Marta siempre se sorprendía de que, por muy sigilosa que procurara ser, nunca lo fuera lo suficiente.

—Sí. ¿Dónde está tu hermana?

—Creo que en su habitación.

—No permanezcas levantada mucho rato. —Marta se volvió hacia el pasillo. La sala de estar se hallaba a oscuras y en silencio. Le extrañó que a esa hora de la noche, siendo verano, Carmen no estuviera tumbada en el frío suelo de la sala viendo la tele. La puerta de su cuarto estaba cerrada y no se veía luz. Marta la abrió con sigilo e introdujo la cabeza. La luna, elevándose por el este, se filtraba por la ventana e iluminaba con su luz azulada el cuerpo de Carmen tendido sobre la cama. Tenía la sábana hasta el cuello y la negra melena extendida sobre la almohada blanca. Su respiración era profunda y regular.

Marta cerró la puerta con cuidado y echó a andar por el pasillo. Pensó en ver la tele, quizá algo que la hiciera reír, pero estaba demasiado cansada. Entró en su dormitorio y se dejó caer en la cama sin encender la luz, algo que enseguida lamentó. Iba a costarle mucho esfuerzo levantarse de nuevo. Había tenido un día tan ajetreado que había olvidado abrir las ventanas, de ahí el bochorno.

Tras levantarse con gran esfuerzo, abrió la ventana y se dejó envolver por la suave brisa de la noche. Quizá debiera darse un baño. Un baño sería maravilloso. Quizá debiera quitarse la ropa y sentarse frente a la ventana. O quizá debiera correr desnuda por las calles de Santo Fico hasta alcanzar el puerto. Luego se sumergiría en el mar y nadaría sin parar hasta la línea carmesí del oeste. No tenía fuerzas para reírse de su descabellada ocurrencia. Además, seguramente ya no era capaz de correr hasta el puerto. Prefería la idea del baño.

No comprendía que Carmen pudiera dormir bajo esa sábana. Su habitación estaba tan caliente como la de Marta. Debía de estar muy cansada. Había trabajado duramente y por la noche la había ayudado a limpiar. No obstante, dormir bajo esa sábana…

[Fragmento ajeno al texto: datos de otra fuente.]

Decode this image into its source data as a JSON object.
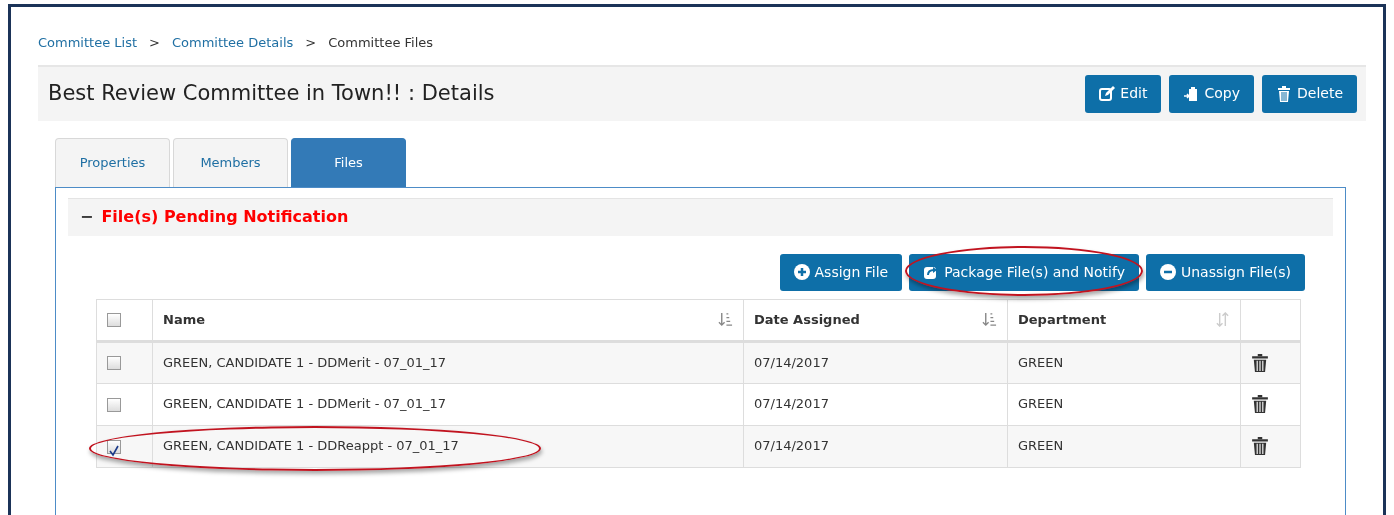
{
  "breadcrumb": [
    {
      "label": "Committee List",
      "link": true
    },
    {
      "label": "Committee Details",
      "link": true
    },
    {
      "label": "Committee Files",
      "link": false
    }
  ],
  "breadcrumb_separator": ">",
  "header": {
    "title": "Best Review Committee in Town!! : Details",
    "buttons": [
      {
        "kind": "edit",
        "label": "Edit"
      },
      {
        "kind": "copy",
        "label": "Copy"
      },
      {
        "kind": "delete",
        "label": "Delete"
      }
    ]
  },
  "tabs": [
    {
      "label": "Properties",
      "selected": false
    },
    {
      "label": "Members",
      "selected": false
    },
    {
      "label": "Files",
      "selected": true
    }
  ],
  "section": {
    "toggle": "−",
    "title": "File(s) Pending Notification"
  },
  "actions": [
    {
      "kind": "assign",
      "label": "Assign File",
      "highlighted": false
    },
    {
      "kind": "package",
      "label": "Package File(s) and Notify",
      "highlighted": true
    },
    {
      "kind": "unassign",
      "label": "Unassign File(s)",
      "highlighted": false
    }
  ],
  "table": {
    "select_all": false,
    "columns": [
      {
        "label": "Name",
        "sorted": true
      },
      {
        "label": "Date Assigned",
        "sorted": true
      },
      {
        "label": "Department",
        "sorted": false
      }
    ],
    "rows": [
      {
        "checked": false,
        "highlighted": false,
        "name": "GREEN, CANDIDATE 1 - DDMerit - 07_01_17",
        "date": "07/14/2017",
        "department": "GREEN"
      },
      {
        "checked": false,
        "highlighted": false,
        "name": "GREEN, CANDIDATE 1 - DDMerit - 07_01_17",
        "date": "07/14/2017",
        "department": "GREEN"
      },
      {
        "checked": true,
        "highlighted": true,
        "name": "GREEN, CANDIDATE 1 - DDReappt - 07_01_17",
        "date": "07/14/2017",
        "department": "GREEN"
      }
    ]
  }
}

Un sonido familiar, casi cómico, interrumpió sus reflexiones. Por la empinada carretera ascendía esforzadamente una vieja escúter. Sonaba como la moto de Salvatore Puce, el desagradable joven de Grosseto que traía el correo dos veces por semana. Pero ¿qué hacía ese porco deficiente en Santo Fico a estas horas? No le gustaba la forma en que ese pervertido granujiento miraba a Carmen, pero todavía le gustaba menos que Carmen se empeñara en coquetear con él.

El motor de la escúter se detuvo a menos de cien metros.

Menos mal que Carmen se había acostado temprano y en ese momento dormía… con la puerta cerrada… ¡y la sábana hasta el cuello!

Marta se apartó bruscamente de la ventana y echó a correr como un rayo por el pasillo.

Entró en el cuarto de Carmen y encontró la cama vacía. Al ver el pasillo despejado, dedujo que la idiota de su hija se hallaba en la cornisa de la ventana y se dirigía a la espaldera de los rosales, ahora desnuda de flores.

Con los zapatos en el bolso, Carmen avanzaba por las viejas tejas del alero que rodeaba la parte trasera del hotel con toda la rapidez de que era capaz, pero a cada paso las tejas resbalaban o se rompían bajo sus pies descalzos. La vía de escape no era tan sólida como recordaba. El tejado gimió y Carmen pensó que si caía se haría una seria magulladura o incluso unos cuantos arañazos, y quizá hasta se desgarrara el vestido. Solo tenía que alcanzar la espaldera que había junto a la puerta de la cocina y bajar por él.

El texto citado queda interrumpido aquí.